DATE: Wednesday, April 22, 2009
TIME: 7 p.m.
LOCATION: Room 159, ISAT/CS Building
"At a time when the President has announced a new strategy for Afghanistan, we are very honored to have one of the select senior officials who has real experience working with insurgents in that country to analyze the implications of that policy," said Dr. J. Peter Pham, director of the Nelson Institute. Noting that Bearden has just published a widely discussed essay in the foreign policy journal The National Interest arguing that the United States needs a "radical rethinking" of its approach to Afghanistan in order to "reverse a failing enterprise" that threatens to "be Obama's War, as surely as Iraq was Bush's War and Vietnam was Johnson's War," he added that "even those who won't find themselves in agreement with Milt Bearden will want to hear the insights of an American whose service has literally shaped of the world in which we now live."
In addition to the public presentation, Bearden will also lead a roundtable discussion for JMU faculty earlier in the day.
About Milton Bearden
Milton Bearden retired from the Central Intelligence Agency in 1994, after 30 years in the CIA's clandestine services.

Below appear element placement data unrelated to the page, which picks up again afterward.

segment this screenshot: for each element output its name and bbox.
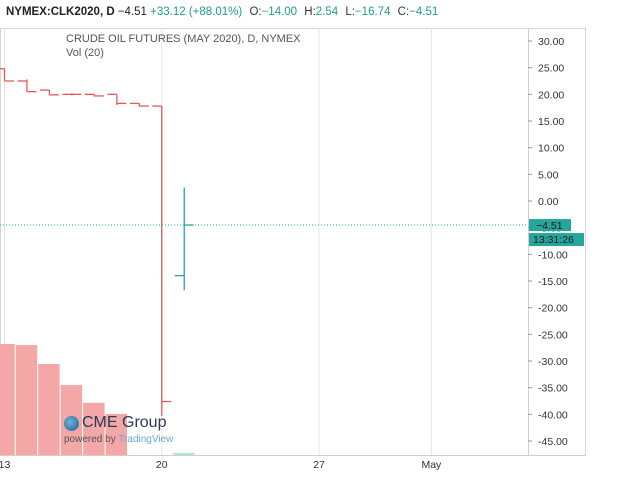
price-change: +33.12 (+88.01%) bbox=[150, 6, 243, 18]
price-tick-label: -10.00 bbox=[538, 249, 568, 261]
price-tick-label: -35.00 bbox=[538, 383, 568, 395]
powered-by-text: powered by bbox=[64, 434, 116, 445]
countdown-badge bbox=[529, 233, 584, 247]
volume-bars bbox=[0, 344, 195, 455]
ohlc-bar bbox=[17, 79, 37, 93]
low-label: L: bbox=[345, 6, 355, 18]
ohlc-bar bbox=[174, 187, 194, 291]
low-value: −16.74 bbox=[354, 6, 391, 18]
price-tick-label: -30.00 bbox=[538, 356, 568, 368]
last-price: −4.51 bbox=[117, 6, 147, 18]
close-label: C: bbox=[397, 6, 410, 18]
cme-group-logo[interactable]: CME Group powered by TradingView bbox=[64, 414, 224, 450]
chart-frame bbox=[0, 28, 586, 456]
volume-bar bbox=[15, 345, 38, 455]
symbol-label: NYMEX:CLK2020, D bbox=[6, 6, 115, 18]
ohlc-bar bbox=[152, 105, 172, 416]
price-tick-label: 0.00 bbox=[538, 196, 559, 208]
symbol-header: NYMEX:CLK2020, D −4.51 +33.12 (+88.01%) … bbox=[6, 6, 438, 22]
price-tick-label: 5.00 bbox=[538, 169, 559, 181]
time-axis[interactable]: 13 20 27 May bbox=[0, 459, 442, 471]
price-tick-label: -40.00 bbox=[538, 409, 568, 421]
ohlc-bar bbox=[107, 93, 127, 105]
close-value: −4.51 bbox=[409, 6, 439, 18]
tradingview-link[interactable]: TradingView bbox=[118, 434, 174, 445]
high-value: 2.54 bbox=[315, 6, 339, 18]
ohlc-bar bbox=[129, 102, 149, 107]
price-tick-label: -15.00 bbox=[538, 276, 568, 288]
price-tick-label: 30.00 bbox=[538, 36, 564, 48]
open-label: O: bbox=[249, 6, 262, 18]
time-tick-label: 20 bbox=[156, 459, 168, 471]
ohlc-bar bbox=[62, 93, 82, 96]
volume-bar bbox=[0, 344, 15, 455]
time-tick-label: 13 bbox=[0, 459, 10, 471]
volume-bar bbox=[83, 402, 105, 455]
volume-bar bbox=[38, 363, 60, 455]
last-price-badge-text: −4.51 bbox=[536, 220, 563, 232]
logo-brand: CME Group bbox=[82, 414, 167, 431]
price-tick-label: 15.00 bbox=[538, 116, 564, 128]
high-label: H: bbox=[304, 6, 316, 18]
powered-by: powered by TradingView bbox=[64, 434, 173, 445]
last-price-badge bbox=[529, 219, 571, 232]
globe-icon bbox=[64, 416, 79, 431]
volume-indicator-label: Vol (20) bbox=[66, 47, 104, 59]
time-tick-label: 27 bbox=[313, 459, 325, 471]
countdown-badge-text: 13:31:26 bbox=[533, 234, 574, 246]
ohlc-bar bbox=[84, 93, 104, 97]
time-tick-label: May bbox=[421, 459, 442, 471]
price-tick-label: 10.00 bbox=[538, 143, 564, 155]
price-bars bbox=[0, 68, 194, 416]
ohlc-bar bbox=[39, 89, 59, 96]
last-price-badges: −4.51 13:31:26 bbox=[529, 219, 584, 247]
price-tick-label: 25.00 bbox=[538, 63, 564, 75]
open-value: −14.00 bbox=[261, 6, 298, 18]
volume-bar bbox=[105, 413, 128, 455]
chart-title: CRUDE OIL FUTURES (MAY 2020), D, NYMEX bbox=[66, 33, 301, 45]
price-tick-label: -45.00 bbox=[538, 436, 568, 448]
price-tick-label: -25.00 bbox=[538, 329, 568, 341]
volume-bar bbox=[173, 452, 195, 455]
ohlc-bar bbox=[0, 68, 14, 82]
price-tick-label: 20.00 bbox=[538, 89, 564, 101]
price-tick-label: -20.00 bbox=[538, 303, 568, 315]
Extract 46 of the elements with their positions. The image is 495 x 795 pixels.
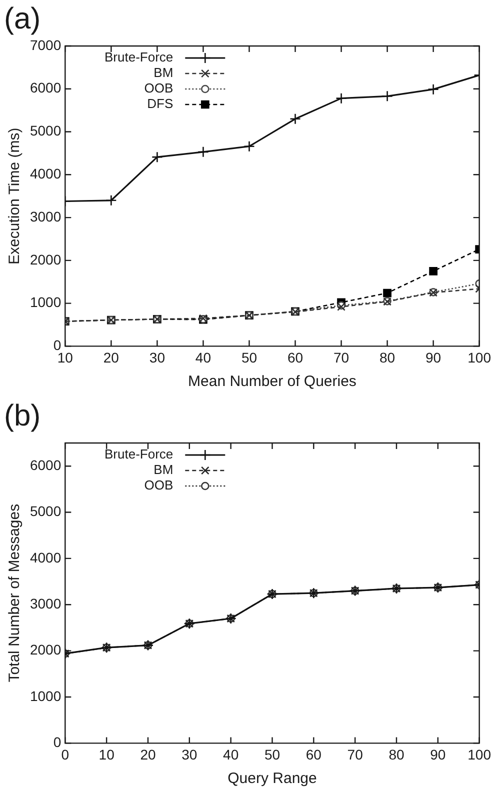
legend-label: BM [154,65,174,80]
y-tick-label: 0 [53,734,62,750]
y-tick-label: 6000 [30,80,62,96]
x-tick-label: 80 [379,349,396,366]
x-tick-label: 50 [264,746,280,762]
x-tick-label: 100 [468,746,492,762]
x-tick-label: 20 [103,349,120,366]
x-tick-label: 60 [306,746,322,762]
x-axis-title: Mean Number of Queries [188,373,356,390]
y-tick-label: 1000 [30,688,62,704]
y-tick-label: 4000 [30,166,62,182]
x-tick-label: 40 [223,746,239,762]
y-tick-label: 4000 [30,549,62,566]
y-tick-label: 3000 [30,596,62,612]
y-tick-label: 2000 [30,251,62,268]
y-tick-label: 6000 [30,456,62,473]
x-tick-label: 100 [468,349,492,366]
y-tick-label: 1000 [30,294,62,310]
x-tick-label: 70 [333,349,350,366]
legend-label: OOB [144,478,174,493]
y-tick-label: 5000 [30,122,62,139]
x-axis-title: Query Range [228,770,317,788]
x-tick-label: 70 [347,746,364,762]
legend-label: DFS [147,96,174,112]
legend-label: Brute-Force [104,50,174,65]
y-tick-label: 3000 [30,208,62,224]
x-tick-label: 80 [388,746,404,762]
x-tick-label: 30 [149,349,166,366]
y-axis-title: Total Number of Messages [6,504,24,682]
x-tick-label: 10 [98,746,115,762]
y-tick-label: 5000 [30,503,62,520]
chart-title: (a) [4,2,41,36]
y-tick-label: 7000 [30,36,62,53]
legend-label: BM [154,462,174,478]
x-tick-label: 30 [182,746,198,762]
x-tick-label: 60 [287,349,304,366]
y-axis-title: Execution Time (ms) [6,128,24,264]
x-tick-label: 40 [195,349,212,366]
x-tick-label: 50 [241,349,258,366]
x-tick-label: 90 [430,746,446,762]
legend-label: OOB [144,80,174,96]
legend-label: Brute-Force [104,446,174,462]
y-tick-label: 2000 [30,642,62,658]
x-tick-label: 90 [426,349,442,366]
chart-title: (b) [4,399,41,432]
x-tick-label: 20 [140,746,156,762]
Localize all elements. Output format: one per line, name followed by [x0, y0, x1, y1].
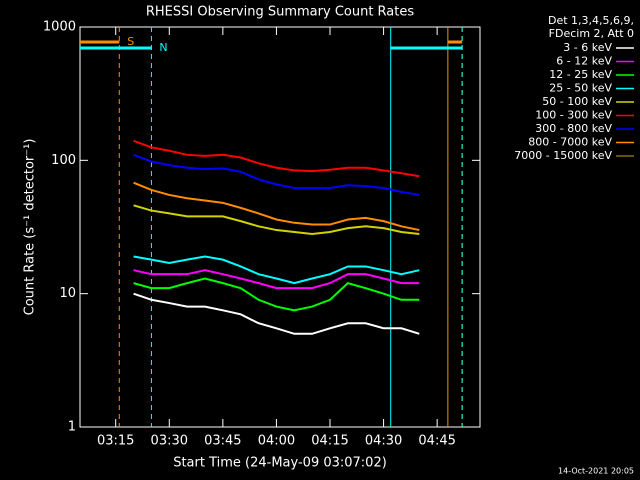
- y-tick-label: 1: [68, 420, 76, 435]
- x-tick-label: 04:00: [258, 434, 295, 449]
- x-tick-label: 04:15: [311, 434, 348, 449]
- series-line: [133, 277, 420, 312]
- chart-title: RHESSI Observing Summary Count Rates: [146, 5, 415, 20]
- x-tick-label: 03:45: [204, 434, 241, 449]
- series-line: [133, 181, 420, 232]
- series-line: [133, 269, 420, 290]
- legend-label: 800 - 7000 keV: [528, 136, 612, 149]
- y-tick-label: 10: [59, 286, 76, 301]
- x-tick-label: 04:45: [418, 434, 455, 449]
- x-axis-label: Start Time (24-May-09 03:07:02): [173, 456, 387, 471]
- y-tick-label: 100: [51, 153, 76, 168]
- x-tick-label: 03:30: [151, 434, 188, 449]
- legend-header: Det 1,3,4,5,6,9,: [548, 14, 634, 27]
- series-line: [133, 204, 420, 236]
- plot-frame: [79, 26, 481, 428]
- legend-label: 7000 - 15000 keV: [514, 149, 612, 162]
- legend-label: 3 - 6 keV: [563, 41, 612, 54]
- legend-header: FDecim 2, Att 0: [549, 27, 634, 40]
- series-line: [133, 255, 420, 285]
- footer: 14-Oct-2021 20:05: [558, 467, 634, 476]
- series-line: [133, 153, 420, 196]
- legend-label: 300 - 800 keV: [535, 122, 612, 135]
- flag-label: S: [127, 35, 134, 48]
- legend-label: 6 - 12 keV: [556, 55, 612, 68]
- x-tick-label: 03:15: [97, 434, 134, 449]
- y-axis-label: Count Rate (s⁻¹ detector⁻¹): [23, 139, 38, 316]
- flag-label: N: [159, 41, 167, 54]
- x-tick-label: 04:30: [365, 434, 402, 449]
- series-line: [133, 292, 420, 335]
- series-line: [133, 139, 420, 178]
- y-tick-label: 1000: [43, 20, 76, 35]
- legend-label: 25 - 50 keV: [549, 82, 612, 95]
- legend-label: 50 - 100 keV: [542, 95, 612, 108]
- legend-label: 12 - 25 keV: [549, 68, 612, 81]
- legend-label: 100 - 300 keV: [535, 109, 612, 122]
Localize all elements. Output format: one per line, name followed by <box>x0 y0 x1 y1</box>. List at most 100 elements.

During a career that tracked the Cold War from the overthrow of Nikita Khrushchev and the detonation of the first Chinese atomic bomb in the mid-1960s, through the hauling down of the hammer and sickle over the Kremlin and the reunification of Germany in the 1990s, Bearden rose through the ranks to become one of CIA's most senior officers.
Bearden is the author of "The Black Tulip," a novel of war in Afghanistan (Random House 1998, 2002). He is a frequent contributor to the op-ed pages of the New York Times, the Los Angeles Times, The Wall Street Journal, and has contributed to Foreign Affairs and to the book on Sept. 11, 2001, "How Did This Happen?" published by Public Affairs. He is a consultant for CBS News, and is co-author, with James Risen, of the award-winning "The Main Enemy," a nonfiction account of the end of the Cold War published by Random House in May 2003.